The cities of Tolyatti and Yaroslavl present contrasting models of how Russia's opposition might fare in local elections, which promise to be a key battleground
in the coming year.
At first glance, it appears that the regime got its clock cleaned in Tolyatti's mayoral election this weekend. But first glances can often be deceiving.
Independent candidate Sergei Andreyev won the March 18 runoff in a landslide, taking 56.9 percent of the vote to the 40.6 percent garnered by United Russia's Aleksandr Shakhov.
"Tolyatti is a city with a high level of protest activity. In [the State Duma elections in] December, the Communists won there. Protests there were larger and stronger than elsewhere," St. Petersburg-based political analyst Mikhail Vinogradov told the daily "Kommersant
." "Additionally, Andreyev is a leader and public-policy expert without many negatives."
Andreyev is also not exactly a fire-breathing oppositionist.
He served in the Tolyatti city legislature, the Samara Oblast Duma, and in the regional administration as the minister in charge of natural resources, forestry, and environmental protection.
With an establishment-friendly biography like that, analysts say the authorities aren't very concerned about Andreyev's victory.
“Both Andreyev and Shakhov were convenient for [Samara Oblast] Governor [Vladimir] Artyakov, This is the key point," Yevgeny Minchenko, director of the Moscow-based International Institute for Political Expertise, told Gazeta.ru
"Considering how much United Russia's rating has fallen, it is understandable that they are using their [political] technology not only with party-nominated candidates but also with self-nominated candidates as well," he said.
United Russia's numbers are indeed anemic in Tolyatti, where it won just 24,76 percent of the vote in the December 4 State Duma elections. In the surrounding Samara Oblast, the party won just 39.37 percent.
So what happened in Tolyatti might just become a template for how the ruling elite approaches elections to regional legislatures in the autumn.
Vadim Solovyov, a leading member of the Communist Party, told "Nezavisimaya gazeta
" that plans are already being laid to use so-called "clone parties' to siphon votes away from the opposition. And once the Duma passes legislation easing party registration rules, this task will be easier -- and will be done under the shroud of democratizing the system.
"The ruling party cannot hope to win the forthcoming elections under the existing rules anymore. Its decline has gone too far," Solovyov said. "United Russia will permit establishment of 20 to 30 puppet parties to strip its genuine political adversaries of voters."

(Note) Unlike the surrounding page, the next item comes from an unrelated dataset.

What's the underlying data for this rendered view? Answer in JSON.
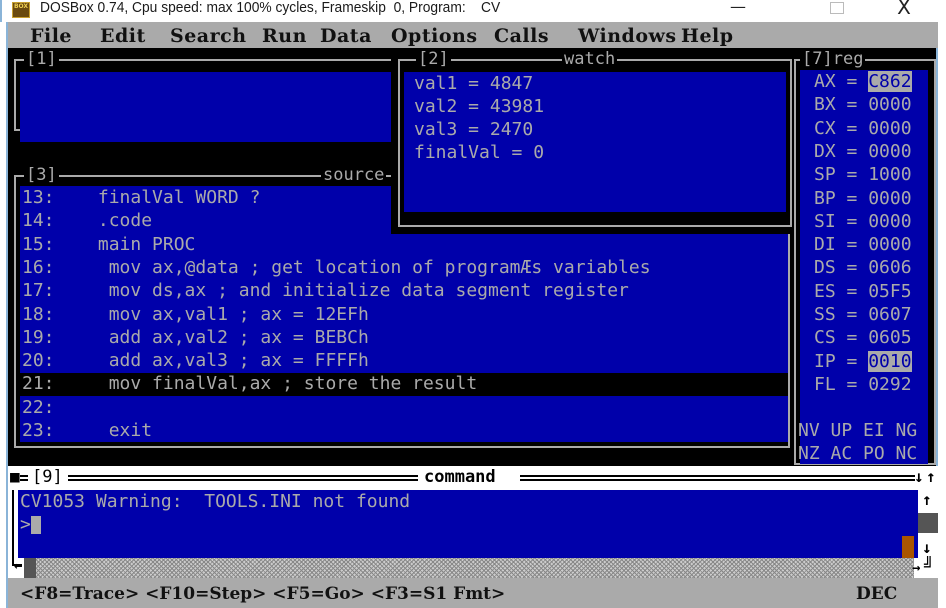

But while Tolyatti provides one model for how things may go locally, a less regime-friendly one appears to be developing in Yaroslavl, where a real opposition figure
appears poised to win an April 1 runoff for mayor.
Yevgeny Urlashov -- a maverick city council deputy who is supported by the Communists, A Just Russia, Yabloko, and Vladimir Milov's Democratic Choice organization -- took more than 40 percent of the vote in the first round of that city's mayoral election on March 4, far outpacing United Russia's candidate, Yakov Yakushev, who won 27 percent.
WATCH A VIDEO OF MILOV CAMPAIGNING FOR URLASHOV:
In public opinion polls, Urlashov is way ahead, with more than 60 percent of voters saying they will support him in the second round.
And the local authorities appear to be pulling out all the stops to stave off electoral disaster.
Incumbent Mayor Viktor Volonchunas, for example, has appointed Yakushev as his first deputy in charge of socioeconomic issues, construction, and land use -- a clear attempt to raise his profile with voters just weeks before the election.
The opposition is also suspicious about the timing of the runoff
, which is taking place nearly a month after the first round instead of the customary two weeks.
The local blogosphere is rife
with speculation that the unusually long break between rounds is an attempt to buy time to find a pretext to disqualify Urlashov.
Whether the authorities take that route and risk a potential backlash, or let Urlashov win in the hopes of boxing him in and discrediting him in office, is still unclear.
And with a fresh round of local elections months away, it is also unclear whether Tolyatti or Yaroslavl represent the shape of things to come.